Apoiado num orçamento colossal, “The Final Reckoning” não consegue explorar as camadas mais íntimas de um homem que salvou o mundo muitas vezes, sacrificando muito de si para isso. Isso ficou com o sétimo episódio, de 2023, filmado em meio à pandemia, ao custo de US$ 290 milhões Ele é o que mais se aproxima da elegância (e do humanismo) do primeiro filme, que teve um realizador-autor, Brian De Palma, como condutor.
Quem conduz as peripécias de Cruise (em atuação) agora é Christopher McQuarrie, um cineasta em formação, que, ao contrário do magistral De Palma, vem da palavra, da força da escrita, tendo conquistado o Oscar de Melhor Argumento por “The Usual Suspects”, há três décadas. Ele e a estrela trabalham juntos desde o subestimado “Valkyrie” (2008) e estiveram juntos no fenómeno popular “Top Gun: Maverick”, em 2022. Lá, McQuarrie foi produtor.
,
Filme a filme os dois travam uma parceria que, no grande ecrã, expressa-se a partir de uma investigação do mito do herói, pautada por uma expedição existencial ao que o arquétipo do “vigilante” ou do “guardião” tem de mais doído – e de mais particular -, em meio à força que os impele.
No argumento do novo “Missão”, prejudicado pelo excesso de inverossimilhança, há um resquício vivo (e perigoso) do passado de Ethan, o terrorista Gabriel (vivido pelo nova-iorquino de origem porto-riquenha Esai Morales), tentando domesticar uma forma de IA (inteligência artificial) capaz de influir nos sistemas de defesa do mundo. Gabriel parece se encaixar no pior tipo de braço armado do terror que há: aquele que não faz exigências. Anseia ter a IA para si e com ela, brincar de Demiurgo, a refazer o mundo a seu gosto, em meio a um caos nuclear. Conhecido por Hollywood desde “La Bamba” (1987), Morales consegue um holofote dos mais luminosos para desfilar uma vilania que nos assusta, mas traz consigo um grau de humanismo difícil de ser rotulado.
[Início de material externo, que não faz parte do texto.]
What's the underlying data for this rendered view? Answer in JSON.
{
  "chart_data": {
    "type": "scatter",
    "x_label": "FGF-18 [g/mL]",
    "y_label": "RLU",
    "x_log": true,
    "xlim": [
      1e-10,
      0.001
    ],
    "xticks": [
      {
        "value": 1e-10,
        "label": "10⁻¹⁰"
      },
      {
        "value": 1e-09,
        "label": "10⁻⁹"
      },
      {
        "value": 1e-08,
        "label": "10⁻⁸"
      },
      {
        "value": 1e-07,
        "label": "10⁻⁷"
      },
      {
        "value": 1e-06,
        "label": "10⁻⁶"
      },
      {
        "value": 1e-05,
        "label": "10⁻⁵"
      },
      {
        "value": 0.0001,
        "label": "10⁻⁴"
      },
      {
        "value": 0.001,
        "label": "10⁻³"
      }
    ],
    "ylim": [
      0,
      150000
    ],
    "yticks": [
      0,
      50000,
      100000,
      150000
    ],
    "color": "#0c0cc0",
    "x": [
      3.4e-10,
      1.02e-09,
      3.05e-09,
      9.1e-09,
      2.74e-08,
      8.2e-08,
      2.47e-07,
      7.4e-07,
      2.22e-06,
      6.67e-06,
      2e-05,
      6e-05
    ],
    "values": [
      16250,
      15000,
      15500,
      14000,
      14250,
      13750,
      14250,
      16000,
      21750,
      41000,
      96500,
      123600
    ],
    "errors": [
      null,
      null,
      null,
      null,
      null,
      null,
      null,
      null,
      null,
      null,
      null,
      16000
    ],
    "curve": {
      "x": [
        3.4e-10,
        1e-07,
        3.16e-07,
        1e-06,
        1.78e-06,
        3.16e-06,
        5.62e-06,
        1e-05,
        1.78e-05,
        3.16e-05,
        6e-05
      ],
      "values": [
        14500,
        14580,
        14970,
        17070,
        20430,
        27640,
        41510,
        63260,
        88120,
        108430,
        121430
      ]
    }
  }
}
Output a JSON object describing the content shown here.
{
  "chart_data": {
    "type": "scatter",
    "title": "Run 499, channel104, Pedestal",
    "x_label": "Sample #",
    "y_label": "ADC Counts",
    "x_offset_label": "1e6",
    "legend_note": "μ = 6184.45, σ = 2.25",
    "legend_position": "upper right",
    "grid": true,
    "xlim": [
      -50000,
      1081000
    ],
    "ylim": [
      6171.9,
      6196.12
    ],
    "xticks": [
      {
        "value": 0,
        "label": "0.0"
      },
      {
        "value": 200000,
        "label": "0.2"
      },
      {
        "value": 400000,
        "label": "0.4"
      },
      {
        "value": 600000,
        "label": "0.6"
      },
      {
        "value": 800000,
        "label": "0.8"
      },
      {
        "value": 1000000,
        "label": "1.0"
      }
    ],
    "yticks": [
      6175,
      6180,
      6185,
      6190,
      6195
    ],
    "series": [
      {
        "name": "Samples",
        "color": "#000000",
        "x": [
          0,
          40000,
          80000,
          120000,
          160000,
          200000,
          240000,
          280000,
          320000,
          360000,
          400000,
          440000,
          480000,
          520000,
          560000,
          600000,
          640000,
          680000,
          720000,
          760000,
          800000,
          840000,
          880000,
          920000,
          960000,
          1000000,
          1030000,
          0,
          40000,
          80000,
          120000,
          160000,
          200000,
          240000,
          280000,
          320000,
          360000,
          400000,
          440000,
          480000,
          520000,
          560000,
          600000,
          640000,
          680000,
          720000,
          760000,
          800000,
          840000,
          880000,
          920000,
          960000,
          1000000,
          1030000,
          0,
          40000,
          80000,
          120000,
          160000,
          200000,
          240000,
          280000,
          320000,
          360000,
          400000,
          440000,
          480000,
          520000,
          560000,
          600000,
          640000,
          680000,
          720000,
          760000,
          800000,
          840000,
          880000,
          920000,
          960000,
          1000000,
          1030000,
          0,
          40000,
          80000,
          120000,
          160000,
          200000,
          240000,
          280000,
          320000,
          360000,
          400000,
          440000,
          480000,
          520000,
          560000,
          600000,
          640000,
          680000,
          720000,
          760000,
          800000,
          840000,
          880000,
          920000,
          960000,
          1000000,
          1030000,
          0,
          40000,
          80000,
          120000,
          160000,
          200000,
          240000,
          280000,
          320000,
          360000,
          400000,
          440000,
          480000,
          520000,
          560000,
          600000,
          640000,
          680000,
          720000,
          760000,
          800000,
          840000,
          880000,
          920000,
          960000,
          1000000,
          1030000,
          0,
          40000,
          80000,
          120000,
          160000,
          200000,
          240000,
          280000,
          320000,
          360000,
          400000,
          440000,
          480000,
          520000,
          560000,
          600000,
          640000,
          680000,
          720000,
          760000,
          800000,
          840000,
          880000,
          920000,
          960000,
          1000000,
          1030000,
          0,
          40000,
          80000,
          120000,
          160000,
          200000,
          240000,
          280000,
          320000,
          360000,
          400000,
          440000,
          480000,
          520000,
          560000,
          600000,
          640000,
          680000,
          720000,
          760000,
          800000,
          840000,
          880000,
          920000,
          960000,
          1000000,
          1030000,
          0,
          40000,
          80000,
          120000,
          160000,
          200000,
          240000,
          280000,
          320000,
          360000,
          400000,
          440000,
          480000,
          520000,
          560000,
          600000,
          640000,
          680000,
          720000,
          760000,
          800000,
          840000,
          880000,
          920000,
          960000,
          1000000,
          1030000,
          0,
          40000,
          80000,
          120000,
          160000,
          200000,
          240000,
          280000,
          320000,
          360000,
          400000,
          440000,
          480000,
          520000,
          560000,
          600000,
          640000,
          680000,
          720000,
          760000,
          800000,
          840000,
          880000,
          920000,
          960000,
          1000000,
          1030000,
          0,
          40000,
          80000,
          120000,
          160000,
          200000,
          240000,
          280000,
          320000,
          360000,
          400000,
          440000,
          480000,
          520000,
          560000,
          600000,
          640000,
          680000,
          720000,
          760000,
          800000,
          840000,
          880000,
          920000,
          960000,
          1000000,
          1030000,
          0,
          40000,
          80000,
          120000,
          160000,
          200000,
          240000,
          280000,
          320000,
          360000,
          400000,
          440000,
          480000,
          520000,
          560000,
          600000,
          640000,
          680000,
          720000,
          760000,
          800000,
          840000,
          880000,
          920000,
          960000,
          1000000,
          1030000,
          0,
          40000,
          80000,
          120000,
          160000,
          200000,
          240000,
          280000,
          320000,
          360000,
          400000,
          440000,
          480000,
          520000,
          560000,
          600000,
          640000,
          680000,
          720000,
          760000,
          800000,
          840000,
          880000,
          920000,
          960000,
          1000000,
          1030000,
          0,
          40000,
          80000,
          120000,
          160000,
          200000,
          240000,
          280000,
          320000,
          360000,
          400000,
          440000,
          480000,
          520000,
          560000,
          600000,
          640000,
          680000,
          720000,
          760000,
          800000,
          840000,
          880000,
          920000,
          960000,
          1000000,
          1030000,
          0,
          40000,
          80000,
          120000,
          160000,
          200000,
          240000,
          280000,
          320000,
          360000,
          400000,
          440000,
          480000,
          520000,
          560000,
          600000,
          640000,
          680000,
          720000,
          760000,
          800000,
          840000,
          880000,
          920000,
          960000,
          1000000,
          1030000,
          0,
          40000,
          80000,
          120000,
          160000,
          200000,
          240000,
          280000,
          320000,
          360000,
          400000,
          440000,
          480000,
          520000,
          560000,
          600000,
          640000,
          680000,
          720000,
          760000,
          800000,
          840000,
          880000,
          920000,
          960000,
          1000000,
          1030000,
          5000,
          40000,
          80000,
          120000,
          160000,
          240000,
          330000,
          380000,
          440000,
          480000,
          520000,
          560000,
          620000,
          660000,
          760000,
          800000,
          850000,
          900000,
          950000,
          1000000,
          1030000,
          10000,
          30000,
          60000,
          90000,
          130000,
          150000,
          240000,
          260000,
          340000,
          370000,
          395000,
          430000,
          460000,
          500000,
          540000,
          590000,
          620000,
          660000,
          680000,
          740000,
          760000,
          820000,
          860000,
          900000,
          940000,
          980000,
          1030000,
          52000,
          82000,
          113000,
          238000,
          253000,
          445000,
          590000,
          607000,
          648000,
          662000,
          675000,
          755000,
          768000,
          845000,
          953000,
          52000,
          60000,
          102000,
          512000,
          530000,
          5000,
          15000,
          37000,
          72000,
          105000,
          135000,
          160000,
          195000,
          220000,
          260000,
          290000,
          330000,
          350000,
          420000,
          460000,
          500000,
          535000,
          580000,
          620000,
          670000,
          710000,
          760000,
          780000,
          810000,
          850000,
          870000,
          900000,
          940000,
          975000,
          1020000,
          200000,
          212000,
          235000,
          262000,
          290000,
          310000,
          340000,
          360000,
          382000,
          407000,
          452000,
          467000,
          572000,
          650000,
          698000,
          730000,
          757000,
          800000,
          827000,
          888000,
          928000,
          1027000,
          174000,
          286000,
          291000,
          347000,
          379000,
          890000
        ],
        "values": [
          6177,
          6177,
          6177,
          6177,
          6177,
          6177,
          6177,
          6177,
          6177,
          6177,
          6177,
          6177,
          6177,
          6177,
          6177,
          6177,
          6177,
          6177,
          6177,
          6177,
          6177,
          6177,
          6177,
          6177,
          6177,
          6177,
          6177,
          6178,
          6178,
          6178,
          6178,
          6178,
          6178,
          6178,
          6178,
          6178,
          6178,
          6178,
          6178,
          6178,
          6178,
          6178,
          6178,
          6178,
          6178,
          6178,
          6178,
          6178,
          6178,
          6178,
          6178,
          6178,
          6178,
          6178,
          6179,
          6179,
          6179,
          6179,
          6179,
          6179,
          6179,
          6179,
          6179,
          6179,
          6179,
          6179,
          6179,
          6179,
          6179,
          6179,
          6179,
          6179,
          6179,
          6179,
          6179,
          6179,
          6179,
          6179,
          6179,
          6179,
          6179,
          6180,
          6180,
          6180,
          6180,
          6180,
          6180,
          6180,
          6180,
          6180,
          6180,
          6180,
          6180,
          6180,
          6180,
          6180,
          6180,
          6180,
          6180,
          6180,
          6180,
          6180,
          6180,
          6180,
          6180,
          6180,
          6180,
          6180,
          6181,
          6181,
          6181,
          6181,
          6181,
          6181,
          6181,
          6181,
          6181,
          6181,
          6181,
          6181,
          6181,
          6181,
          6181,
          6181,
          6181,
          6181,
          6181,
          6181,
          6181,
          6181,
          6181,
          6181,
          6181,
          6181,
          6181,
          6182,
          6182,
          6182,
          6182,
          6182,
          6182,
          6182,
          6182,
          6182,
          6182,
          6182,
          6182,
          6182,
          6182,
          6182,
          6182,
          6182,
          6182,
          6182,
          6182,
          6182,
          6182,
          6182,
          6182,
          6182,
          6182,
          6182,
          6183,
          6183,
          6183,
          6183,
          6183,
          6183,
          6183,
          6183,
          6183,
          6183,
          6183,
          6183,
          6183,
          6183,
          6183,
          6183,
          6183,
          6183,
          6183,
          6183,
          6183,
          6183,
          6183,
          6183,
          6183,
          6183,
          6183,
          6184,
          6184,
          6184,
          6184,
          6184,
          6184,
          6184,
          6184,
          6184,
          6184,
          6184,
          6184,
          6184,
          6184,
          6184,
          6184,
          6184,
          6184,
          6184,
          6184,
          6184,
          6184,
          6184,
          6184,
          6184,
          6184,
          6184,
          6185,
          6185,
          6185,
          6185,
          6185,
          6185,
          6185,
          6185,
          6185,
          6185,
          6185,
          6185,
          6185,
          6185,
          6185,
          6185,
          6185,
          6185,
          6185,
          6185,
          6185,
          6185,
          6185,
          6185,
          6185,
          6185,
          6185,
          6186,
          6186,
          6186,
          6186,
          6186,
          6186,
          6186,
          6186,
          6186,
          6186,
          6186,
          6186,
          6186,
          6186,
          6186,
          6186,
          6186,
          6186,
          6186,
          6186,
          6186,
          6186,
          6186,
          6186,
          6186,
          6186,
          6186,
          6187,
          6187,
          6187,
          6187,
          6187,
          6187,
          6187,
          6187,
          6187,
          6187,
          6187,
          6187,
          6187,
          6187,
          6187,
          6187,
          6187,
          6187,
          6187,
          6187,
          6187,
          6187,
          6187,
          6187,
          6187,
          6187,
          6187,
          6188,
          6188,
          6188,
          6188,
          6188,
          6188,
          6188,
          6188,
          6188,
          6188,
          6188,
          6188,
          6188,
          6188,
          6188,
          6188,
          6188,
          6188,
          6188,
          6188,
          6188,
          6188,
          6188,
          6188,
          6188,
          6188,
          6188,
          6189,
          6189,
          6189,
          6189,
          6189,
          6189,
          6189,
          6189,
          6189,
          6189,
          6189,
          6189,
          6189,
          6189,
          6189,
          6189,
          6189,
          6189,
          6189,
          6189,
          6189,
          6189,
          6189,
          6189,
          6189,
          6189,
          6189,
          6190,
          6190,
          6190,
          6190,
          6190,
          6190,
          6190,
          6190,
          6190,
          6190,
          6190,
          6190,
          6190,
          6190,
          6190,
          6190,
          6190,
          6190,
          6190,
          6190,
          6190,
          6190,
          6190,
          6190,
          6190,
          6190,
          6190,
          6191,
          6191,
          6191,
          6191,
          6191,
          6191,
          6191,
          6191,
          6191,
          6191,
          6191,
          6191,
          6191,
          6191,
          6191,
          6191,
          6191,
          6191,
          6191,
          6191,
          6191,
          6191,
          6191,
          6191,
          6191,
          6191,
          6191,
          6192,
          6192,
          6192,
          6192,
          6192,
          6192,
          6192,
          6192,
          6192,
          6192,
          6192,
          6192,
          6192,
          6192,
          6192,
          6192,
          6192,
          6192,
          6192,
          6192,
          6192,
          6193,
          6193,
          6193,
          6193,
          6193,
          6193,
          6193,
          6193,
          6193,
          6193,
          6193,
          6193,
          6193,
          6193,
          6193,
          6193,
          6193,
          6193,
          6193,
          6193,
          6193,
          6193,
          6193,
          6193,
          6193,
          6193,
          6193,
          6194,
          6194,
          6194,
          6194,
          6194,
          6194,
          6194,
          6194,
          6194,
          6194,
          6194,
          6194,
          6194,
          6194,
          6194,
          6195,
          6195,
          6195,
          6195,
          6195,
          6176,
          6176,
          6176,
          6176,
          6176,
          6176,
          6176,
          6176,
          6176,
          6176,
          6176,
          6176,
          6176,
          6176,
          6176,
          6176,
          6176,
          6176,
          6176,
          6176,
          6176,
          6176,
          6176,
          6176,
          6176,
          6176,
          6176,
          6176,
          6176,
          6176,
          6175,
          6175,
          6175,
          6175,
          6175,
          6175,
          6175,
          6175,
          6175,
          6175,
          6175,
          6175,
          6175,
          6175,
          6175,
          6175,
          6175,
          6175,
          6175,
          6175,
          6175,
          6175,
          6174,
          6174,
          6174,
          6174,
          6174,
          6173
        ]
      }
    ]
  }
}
Aliás, rótulos dos mais diversos são desfolhados e descartados no trabalho de McQuarrie para colocar em em cena os riscos inerentes à autonomia intelectuais dos sistemas operacionais e para abrir um debate sobre quais são as “agências” reguladores do Mal que agem nas sombras da vida, no jogo da morte. Jogo no qual Ethan é um craque.
Formalmente, numa edição confusa, mal dilatada ao longo de duas horas e 49 minutos, o realizador falha em propor
desafios às leis da aerodinâmica. A sequência de Ethan em águas geladas a entrar num submarino arrasta uma âncara numa demora cansativa, a ocupar um tempo vasto da trama e desgastá-la. A sequência num avião, usada até no poster, tem o seu encanto, mas peca por um desfecho vexatório.
Cruise deificou Hunt e McQuarrie não soube despertá-lo da sanha messiânica em que afogou a personagem. Perdeu a hipótese de encerrar os feitos da agência Missão Impossível nas raias da eficácia.